Mike Cagney, who was ousted last summer from the lending company he founded, is back with a new startup and a whole lot of funding from at least one of his previous investors.
According to a new report in Bloomberg, Cagney, who earlier this year formed a new lending startup called Figure, has raised $50 million to grow the company, which plans to use the blockchain to facilitate loan approvals in minutes instead of days.
According to the company's site, its lending products will include home equity lines of credit, home improvement loans and home buy-lease back offerings for retirement.
The round was led by DCM Ventures and Ribbit Capital and included participation from Mithril Capital Management, Cagney confirmed to Bloomberg.
Ribbit Capital in Palo Alto, Calif., has been leading investments in the world of fintech and digital currencies from its founding nearly six years ago. Others of its many bets include the online consumer lending company Affirm and Point, a startup that buys equity in U.S. homes.
Mithril, co-founded by Peter Thiel, prides itself on funding companies that take time to build, with funds that have longer investing timelines than do most traditional venture vehicles.
The cross-border firm DCM Ventures, meanwhile, is perhaps the most interesting participant in this round. The reason: Back in 2012, DCM began investing in Social Finance, or SoFi, the company that Cagney founded previously.
It isn't uncommon for VCs to invest in founders with whom they've worked before, of course.

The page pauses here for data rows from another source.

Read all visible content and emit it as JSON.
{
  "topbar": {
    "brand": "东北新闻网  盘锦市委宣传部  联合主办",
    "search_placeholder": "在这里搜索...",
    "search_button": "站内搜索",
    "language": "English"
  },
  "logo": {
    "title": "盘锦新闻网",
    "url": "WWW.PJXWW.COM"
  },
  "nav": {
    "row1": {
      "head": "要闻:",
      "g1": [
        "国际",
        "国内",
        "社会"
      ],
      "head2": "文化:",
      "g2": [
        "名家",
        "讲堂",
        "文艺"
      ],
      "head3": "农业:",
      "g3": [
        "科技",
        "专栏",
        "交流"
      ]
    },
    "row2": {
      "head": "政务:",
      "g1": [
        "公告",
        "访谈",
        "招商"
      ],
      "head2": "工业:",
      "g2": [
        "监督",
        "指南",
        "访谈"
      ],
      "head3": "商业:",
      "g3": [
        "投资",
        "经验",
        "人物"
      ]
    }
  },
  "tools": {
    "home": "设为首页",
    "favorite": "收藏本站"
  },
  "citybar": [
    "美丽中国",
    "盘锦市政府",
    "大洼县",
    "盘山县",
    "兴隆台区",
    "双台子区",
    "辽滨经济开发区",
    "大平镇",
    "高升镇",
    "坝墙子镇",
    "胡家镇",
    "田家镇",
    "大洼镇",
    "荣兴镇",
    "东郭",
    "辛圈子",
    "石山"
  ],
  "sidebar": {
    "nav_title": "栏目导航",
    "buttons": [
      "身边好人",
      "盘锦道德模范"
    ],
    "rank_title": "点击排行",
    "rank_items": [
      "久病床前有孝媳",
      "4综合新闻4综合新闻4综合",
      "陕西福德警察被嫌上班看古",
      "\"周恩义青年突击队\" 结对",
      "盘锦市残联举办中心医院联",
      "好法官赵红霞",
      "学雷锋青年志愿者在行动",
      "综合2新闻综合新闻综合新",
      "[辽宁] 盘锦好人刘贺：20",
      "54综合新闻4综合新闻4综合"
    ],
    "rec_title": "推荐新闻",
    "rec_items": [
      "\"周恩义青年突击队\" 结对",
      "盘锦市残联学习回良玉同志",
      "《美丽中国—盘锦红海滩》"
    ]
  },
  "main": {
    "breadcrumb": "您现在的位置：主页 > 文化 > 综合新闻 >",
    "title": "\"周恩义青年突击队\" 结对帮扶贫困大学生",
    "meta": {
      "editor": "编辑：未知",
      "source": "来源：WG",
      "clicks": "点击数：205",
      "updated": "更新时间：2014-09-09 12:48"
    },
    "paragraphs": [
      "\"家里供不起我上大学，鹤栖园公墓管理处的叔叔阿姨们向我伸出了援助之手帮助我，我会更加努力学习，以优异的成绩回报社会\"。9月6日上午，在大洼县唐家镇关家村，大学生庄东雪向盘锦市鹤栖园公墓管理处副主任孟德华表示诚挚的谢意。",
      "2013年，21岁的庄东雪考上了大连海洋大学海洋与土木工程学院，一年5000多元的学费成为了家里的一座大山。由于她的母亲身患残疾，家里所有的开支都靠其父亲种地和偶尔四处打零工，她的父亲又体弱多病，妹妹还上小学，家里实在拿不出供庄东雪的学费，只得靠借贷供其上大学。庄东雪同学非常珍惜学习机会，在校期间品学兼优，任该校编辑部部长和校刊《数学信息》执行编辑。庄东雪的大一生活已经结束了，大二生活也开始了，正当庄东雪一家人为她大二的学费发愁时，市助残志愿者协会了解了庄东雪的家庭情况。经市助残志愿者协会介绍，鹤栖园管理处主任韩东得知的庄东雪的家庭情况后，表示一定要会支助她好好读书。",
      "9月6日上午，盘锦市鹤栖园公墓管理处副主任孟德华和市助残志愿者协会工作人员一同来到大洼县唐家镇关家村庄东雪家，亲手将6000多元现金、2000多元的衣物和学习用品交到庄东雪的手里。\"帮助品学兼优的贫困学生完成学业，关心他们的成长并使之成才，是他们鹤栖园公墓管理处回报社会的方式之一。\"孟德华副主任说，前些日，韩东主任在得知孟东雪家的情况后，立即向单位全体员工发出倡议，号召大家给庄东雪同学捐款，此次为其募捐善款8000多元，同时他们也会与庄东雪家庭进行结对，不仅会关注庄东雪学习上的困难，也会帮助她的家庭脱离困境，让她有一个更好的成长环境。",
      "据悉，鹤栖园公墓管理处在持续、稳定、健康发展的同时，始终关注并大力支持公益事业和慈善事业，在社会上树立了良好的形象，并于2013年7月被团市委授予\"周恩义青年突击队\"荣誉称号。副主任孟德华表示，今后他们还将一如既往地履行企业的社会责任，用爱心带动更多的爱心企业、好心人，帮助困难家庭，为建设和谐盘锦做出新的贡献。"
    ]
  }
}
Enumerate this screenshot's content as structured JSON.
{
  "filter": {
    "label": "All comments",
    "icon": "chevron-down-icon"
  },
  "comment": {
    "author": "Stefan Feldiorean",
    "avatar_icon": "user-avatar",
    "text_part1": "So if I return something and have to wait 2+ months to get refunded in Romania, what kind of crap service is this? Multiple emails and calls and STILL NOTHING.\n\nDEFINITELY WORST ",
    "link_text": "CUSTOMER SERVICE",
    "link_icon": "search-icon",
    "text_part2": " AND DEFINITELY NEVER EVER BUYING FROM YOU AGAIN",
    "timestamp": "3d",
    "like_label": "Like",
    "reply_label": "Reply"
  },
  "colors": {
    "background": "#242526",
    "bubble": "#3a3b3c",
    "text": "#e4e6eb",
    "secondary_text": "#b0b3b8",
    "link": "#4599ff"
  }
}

And SoFi — which initially focused on refinancing student loans, today provides personal and mortgage loans and wealth management services, and appears to be pushing further into bank-like services — has grown by leaps and bounds since its August 2011 launch.
But Cagney was forced out of the company last summer, not long after a sexual harassment lawsuit was filed by a former employee who claimed he'd witnessed female employees being harassed by managers and was fired after he reported it.
Another former employer who'd worked at the company's office in Healdsburg, Calif., told The New York Times that her work environment had been akin to a 'œfrat house,' with employees 'œhaving sex in their cars and in the parking lot.” That same story, based on conversations with 30 then-current and former employees, also reported that Cagney himself had raised questions with staff because of his own behavior, including bragging about his sexual conquests.
Evidently, DCM and Figure's other backers were able to brush aside concerns about anything of the sort happening again at Figure. (We’ve reached out to Cagney and Figure’s investors for more information and hope to have more for you soon.)
Employees are also signing up for Figure with the belief, ostensibly, that Cagney is well-positioned to create another financial services juggernaut. According to Bloomberg, Figure has already quietly assembled a team of 56 people. Among its new hires is the former chief risk officer of LendingHome, Cynthia Chen, and the former chief legal counsel of PeerStreet, Sara Priola.